No Emotional Distress Damages for Witnessing Death of Pet

McDougall v. Lamm, 211 N.J. 203 (2012).  In Portee v. Jaffee, 84 N.J. 88 (1980), the Supreme Court established limited circumstances under which a person who observes the negligently-caused death or serious injury of another person with whom that person has a “marital or intimate[  ] familial” relationship and experiences extreme emotional distress can sue for that distress.  In this case, plaintiff saw defendant’s dog grab her dog in its mouth, shake her dog repeatedly, and then drop it, causing the death of plaintiff’s dog.  Plaintiff sought to extend Portee principles to the death of her dog, on the grounds that she was very close to her dog and the dog was very well-trained and skilled in doing tricks.  Plaintiff also sued on other theories as well.

The Law Division dismissed her emotional distress claim.  Defendant then stipulated to liability on the other claims, and plaintiff won a bench trial verdict of $5,000, representing the cost of replacing the dog and the value of a well-trained, close pet.  Plaintiff appealed the dismissal of the emotional distress claim.   The Appellate Division affirmed.  Plaintiff sought further review in the Supreme Court.  In a unanimous opinion by Justice Hoens, the Court declined to extend Portee to these circumstances.

Justice Hoens began with a comprehensive recap of the history of emotional distress damages in New Jersey, both before and after Portee.  Some of the precedents had granted relief in the circumstances of particular relationships, while others declined to do so.  The key issue here was thus whether a pet could have a sufficiently “intimate familial” relationship to a plaintiff in order to support Portee liability.  As Justice Hoens summarized it, the Court’s “analysis of the relationship between the claimant and the decedent has been carefully limited; not even all humans are engaged in a relationship that is sufficiently close” to support an emotional distress award.
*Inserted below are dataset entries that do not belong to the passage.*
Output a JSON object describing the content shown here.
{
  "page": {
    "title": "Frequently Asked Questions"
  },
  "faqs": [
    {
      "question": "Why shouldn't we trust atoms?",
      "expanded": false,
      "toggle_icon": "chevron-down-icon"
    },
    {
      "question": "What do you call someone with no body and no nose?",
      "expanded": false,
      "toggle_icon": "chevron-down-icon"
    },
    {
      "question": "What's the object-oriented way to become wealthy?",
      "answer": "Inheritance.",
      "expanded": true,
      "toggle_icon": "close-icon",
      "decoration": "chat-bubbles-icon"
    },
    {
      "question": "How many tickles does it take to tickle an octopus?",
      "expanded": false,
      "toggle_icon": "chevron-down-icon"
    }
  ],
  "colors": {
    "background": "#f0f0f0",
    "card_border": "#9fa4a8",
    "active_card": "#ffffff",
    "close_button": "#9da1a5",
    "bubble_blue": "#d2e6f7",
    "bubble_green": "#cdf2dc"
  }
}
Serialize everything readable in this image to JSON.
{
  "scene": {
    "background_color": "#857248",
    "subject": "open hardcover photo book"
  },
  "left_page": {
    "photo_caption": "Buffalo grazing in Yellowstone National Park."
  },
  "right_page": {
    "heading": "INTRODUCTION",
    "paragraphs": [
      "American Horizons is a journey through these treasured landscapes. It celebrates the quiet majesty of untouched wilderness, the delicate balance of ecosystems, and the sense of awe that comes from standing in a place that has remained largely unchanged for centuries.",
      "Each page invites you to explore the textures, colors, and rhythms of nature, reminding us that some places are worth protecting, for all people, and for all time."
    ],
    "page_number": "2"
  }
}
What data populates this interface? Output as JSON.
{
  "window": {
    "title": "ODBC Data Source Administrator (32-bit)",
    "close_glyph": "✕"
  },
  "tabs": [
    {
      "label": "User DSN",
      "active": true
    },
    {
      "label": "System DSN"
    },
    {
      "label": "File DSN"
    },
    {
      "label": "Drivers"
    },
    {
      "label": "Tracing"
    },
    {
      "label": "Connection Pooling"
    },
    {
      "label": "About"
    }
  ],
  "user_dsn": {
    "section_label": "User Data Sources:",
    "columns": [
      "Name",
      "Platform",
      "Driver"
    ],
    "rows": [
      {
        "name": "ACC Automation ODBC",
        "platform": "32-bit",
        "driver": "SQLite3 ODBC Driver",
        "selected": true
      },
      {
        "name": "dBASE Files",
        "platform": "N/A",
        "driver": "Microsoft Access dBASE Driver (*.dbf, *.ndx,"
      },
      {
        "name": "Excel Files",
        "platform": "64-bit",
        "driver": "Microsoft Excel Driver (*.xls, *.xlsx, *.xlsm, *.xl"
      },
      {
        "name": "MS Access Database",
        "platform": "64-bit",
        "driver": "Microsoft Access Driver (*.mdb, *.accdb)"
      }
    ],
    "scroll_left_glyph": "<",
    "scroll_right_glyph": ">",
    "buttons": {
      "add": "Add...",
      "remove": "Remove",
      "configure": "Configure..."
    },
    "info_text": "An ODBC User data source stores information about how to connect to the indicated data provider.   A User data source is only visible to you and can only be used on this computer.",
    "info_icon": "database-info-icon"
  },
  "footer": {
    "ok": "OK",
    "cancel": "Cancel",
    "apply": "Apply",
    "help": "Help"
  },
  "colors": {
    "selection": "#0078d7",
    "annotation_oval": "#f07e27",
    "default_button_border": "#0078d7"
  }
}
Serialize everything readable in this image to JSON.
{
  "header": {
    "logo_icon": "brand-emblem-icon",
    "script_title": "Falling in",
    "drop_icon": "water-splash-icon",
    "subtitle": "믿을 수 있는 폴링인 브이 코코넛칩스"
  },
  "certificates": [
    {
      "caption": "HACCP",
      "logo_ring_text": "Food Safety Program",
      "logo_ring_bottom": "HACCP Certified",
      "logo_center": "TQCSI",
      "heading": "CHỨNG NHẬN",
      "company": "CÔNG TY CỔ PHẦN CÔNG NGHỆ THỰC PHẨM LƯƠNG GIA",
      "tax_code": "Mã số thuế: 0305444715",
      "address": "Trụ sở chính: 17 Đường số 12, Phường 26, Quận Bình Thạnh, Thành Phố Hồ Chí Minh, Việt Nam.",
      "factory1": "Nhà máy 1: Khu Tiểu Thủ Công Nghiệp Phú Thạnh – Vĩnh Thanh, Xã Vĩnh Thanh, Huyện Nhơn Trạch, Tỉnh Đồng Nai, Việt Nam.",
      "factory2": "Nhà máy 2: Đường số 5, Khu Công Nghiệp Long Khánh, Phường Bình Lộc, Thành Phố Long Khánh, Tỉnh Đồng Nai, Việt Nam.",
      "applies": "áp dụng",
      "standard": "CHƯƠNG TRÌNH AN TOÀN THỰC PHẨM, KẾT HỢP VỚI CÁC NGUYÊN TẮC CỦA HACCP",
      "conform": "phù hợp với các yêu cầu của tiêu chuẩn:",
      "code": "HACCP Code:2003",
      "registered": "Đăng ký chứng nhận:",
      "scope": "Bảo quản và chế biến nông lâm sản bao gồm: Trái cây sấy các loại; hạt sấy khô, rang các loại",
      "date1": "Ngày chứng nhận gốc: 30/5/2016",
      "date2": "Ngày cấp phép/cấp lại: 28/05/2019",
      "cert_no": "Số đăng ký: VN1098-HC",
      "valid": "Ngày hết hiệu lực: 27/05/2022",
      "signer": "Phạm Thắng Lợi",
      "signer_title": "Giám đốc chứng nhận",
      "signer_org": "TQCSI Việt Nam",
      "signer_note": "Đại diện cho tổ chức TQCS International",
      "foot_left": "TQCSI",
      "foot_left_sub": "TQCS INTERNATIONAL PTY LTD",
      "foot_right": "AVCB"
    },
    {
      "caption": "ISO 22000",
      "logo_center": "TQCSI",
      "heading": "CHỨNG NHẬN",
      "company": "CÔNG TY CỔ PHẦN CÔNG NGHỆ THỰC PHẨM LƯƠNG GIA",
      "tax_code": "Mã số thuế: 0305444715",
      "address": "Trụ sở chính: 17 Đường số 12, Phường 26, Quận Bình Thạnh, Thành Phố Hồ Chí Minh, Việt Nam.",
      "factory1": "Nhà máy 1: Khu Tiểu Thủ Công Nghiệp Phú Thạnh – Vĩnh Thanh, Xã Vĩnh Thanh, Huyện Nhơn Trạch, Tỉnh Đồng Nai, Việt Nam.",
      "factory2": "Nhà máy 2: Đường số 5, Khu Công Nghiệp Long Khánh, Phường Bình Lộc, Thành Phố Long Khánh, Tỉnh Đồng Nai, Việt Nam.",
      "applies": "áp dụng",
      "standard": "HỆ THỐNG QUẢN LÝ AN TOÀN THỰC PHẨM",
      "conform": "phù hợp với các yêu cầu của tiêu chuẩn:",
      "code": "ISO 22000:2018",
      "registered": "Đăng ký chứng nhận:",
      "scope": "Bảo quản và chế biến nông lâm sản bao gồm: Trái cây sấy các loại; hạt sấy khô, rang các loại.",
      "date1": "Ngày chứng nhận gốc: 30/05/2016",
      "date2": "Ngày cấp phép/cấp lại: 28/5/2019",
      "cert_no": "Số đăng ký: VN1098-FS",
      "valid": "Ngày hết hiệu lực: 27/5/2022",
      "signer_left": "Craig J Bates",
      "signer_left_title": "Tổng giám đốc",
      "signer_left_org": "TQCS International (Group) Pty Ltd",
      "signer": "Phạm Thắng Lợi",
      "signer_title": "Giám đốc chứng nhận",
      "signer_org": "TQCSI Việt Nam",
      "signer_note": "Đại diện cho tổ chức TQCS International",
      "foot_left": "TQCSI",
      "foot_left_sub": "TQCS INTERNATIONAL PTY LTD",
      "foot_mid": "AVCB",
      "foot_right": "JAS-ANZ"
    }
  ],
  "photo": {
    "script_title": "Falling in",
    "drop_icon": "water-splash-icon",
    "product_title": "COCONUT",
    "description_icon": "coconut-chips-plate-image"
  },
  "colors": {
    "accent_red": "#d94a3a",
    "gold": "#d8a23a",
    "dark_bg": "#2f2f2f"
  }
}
The Court concluded that plaintiff did not show justification for extending Portee to the loss of a pet.  While recognizing that “pets have a value in excess of that which would ordinarily attach to property, because unlike other forms of personal property, they are not fungible,” Justice Hoens stated that it would be anomalous to award emotional distress damages for the loss of a pet when a plaintiff cannot recover, under the limitations of Portee, for “the misfortune of watching the neighbor’s child, whom she regarded as her own, torn apart by a wild animal.”  Since Portee does not permit emotional distress damages for observing the death of most humans, it cannot authorize such damages for seeing the death of a non-human.

Moreover, plaintiff’s requested cause of action would be inconsistent with provisions of the Wrongful Death Act, N.J.S.A. 2A:31-1 to -6, that limit survivors’ recovery for wrongful death to pecuniary damages, no matter how close the decedent was to the survivor.  Again, it would be incongruous to give pet owners more relief than survivors of human decedents.  Justice Hoens also perceived a conflict with the Legislature’s regulation of dangerous dogs and their owners, noting that there are statutes relating to, for example, dog bites.  Although not dispositive of whether a common law right of action could be found to exist, the Legislature had repeatedly declined to enact bills that would have contemplated non-economic damages for the loss of a pet.

Justice Hoens also noted that the vast majority of other states have ruled against emotional distress damages for the loss of a pet.  Only three states had cases to the contrary, and some of those were not very persuasively reasoned.  Regardless, the particular parameters of Portee called for rejection of plaintiff’s proposed new cause of action.

Finally, though pets are more than mere property, plaintiff was already compensated on her other theories for more than the replacement cost of her dog (alleged to be $1,395), including a component for “the intrinsic value” of her particular pet.  Thus, the Court left the Portee doctrine where the Court found it, declining to expand “the limited and specific purposes for which it was designed.”

The Court’s decision here was not a surprise.  Portee is a limited rule.  Not even every close human relationship justifies Portee damages.  Though plaintiff made creative arguments, it was foreseeable that this would be the result.